Ein Unternehmer sollte alle existenzbedrohenden Risiken versichern. Was im Detail dazugehört, hat die IHK Hannover in einem Merkblatt zusammengestellt:
Nicht alles, was versichert werden kann, muss oder sollte auch versichert werden.
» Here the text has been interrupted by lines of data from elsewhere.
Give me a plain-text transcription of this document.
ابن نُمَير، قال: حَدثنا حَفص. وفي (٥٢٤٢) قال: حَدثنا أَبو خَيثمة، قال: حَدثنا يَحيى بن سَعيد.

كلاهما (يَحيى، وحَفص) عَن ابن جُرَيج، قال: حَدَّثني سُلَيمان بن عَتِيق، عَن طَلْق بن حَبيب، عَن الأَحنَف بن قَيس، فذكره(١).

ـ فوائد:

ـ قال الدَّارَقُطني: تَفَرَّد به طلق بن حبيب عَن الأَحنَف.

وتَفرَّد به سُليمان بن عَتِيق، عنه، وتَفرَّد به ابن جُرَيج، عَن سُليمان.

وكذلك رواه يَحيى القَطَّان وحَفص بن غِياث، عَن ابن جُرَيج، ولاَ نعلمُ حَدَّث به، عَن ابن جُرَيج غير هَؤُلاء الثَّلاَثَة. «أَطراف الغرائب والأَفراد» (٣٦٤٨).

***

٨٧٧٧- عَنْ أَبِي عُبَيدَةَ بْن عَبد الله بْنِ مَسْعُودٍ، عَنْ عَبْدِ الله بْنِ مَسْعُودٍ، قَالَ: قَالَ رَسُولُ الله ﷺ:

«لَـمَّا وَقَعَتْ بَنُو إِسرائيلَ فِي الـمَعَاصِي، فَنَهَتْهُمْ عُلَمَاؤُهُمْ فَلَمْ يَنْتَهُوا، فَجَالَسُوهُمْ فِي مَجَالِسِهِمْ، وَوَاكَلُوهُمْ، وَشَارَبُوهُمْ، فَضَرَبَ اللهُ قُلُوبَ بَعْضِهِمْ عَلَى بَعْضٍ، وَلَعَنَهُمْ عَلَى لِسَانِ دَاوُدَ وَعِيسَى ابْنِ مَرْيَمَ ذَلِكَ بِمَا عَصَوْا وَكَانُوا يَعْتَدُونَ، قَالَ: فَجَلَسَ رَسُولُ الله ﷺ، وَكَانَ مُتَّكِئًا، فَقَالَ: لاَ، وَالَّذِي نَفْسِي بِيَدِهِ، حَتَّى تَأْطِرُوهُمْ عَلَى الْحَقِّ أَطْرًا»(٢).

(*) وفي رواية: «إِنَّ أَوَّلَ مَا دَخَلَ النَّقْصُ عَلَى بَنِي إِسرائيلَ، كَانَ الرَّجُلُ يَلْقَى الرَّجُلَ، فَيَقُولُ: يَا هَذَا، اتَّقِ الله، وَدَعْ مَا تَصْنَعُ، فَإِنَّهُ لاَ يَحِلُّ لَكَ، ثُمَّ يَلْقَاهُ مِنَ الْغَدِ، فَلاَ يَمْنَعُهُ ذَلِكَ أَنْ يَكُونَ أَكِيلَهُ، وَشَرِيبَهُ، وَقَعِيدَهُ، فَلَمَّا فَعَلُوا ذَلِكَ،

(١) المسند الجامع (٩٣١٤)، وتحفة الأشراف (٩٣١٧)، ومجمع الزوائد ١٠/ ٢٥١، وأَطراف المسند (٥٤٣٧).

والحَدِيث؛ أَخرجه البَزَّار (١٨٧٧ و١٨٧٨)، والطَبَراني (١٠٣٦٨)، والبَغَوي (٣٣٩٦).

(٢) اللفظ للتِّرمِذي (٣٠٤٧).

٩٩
Zur persönlichen Absicherung gehören vor allem Kranken-, Pflege- und Unfallversicherung sowie die Altersvorsorge.
Beruflich Selbständige, deren Tätigkeit mindestens 15 Stunden wöchentlich umfasst, können sich unter bestimmten Voraussetzungen in der Arbeitslosenversicherung freiwillig (weiter)versichern.
Sowohl für Bezieher des Gründungszuschusses als auch für freiwillig versicherte hauptberuflich Selbständige, die im Jahr 2010 nachweislich weniger als 1.916,25 Euro verdienen, gilt ein geringerer Mindestbeitrag zur Krankenversicherung.
Die Höhe der Künstlersozialabgabe, die von den Verwertern – also beispielsweise Verlagen, Werbeagenturen, Galeristen – abgeführt werden muss, wird ab 2010 von derzeit 4,4 Prozent auf 3,9 Prozent gesenkt.
Der zuletzt von fast 60 Prozent aller Gründer gewählte Start in die Selbständigkeit aus dem Nebenerwerb heraus (KfW-Gründungsmonitor 2007) ist auch hinsichtlich der sozialen Absicherung interessant. Ein IHK-Merkblatt informiert dazu über die Kranken-, Pflege-, Arbeitslosen- und Rentenversicherungspflichten für Nebenerwerbsgründer.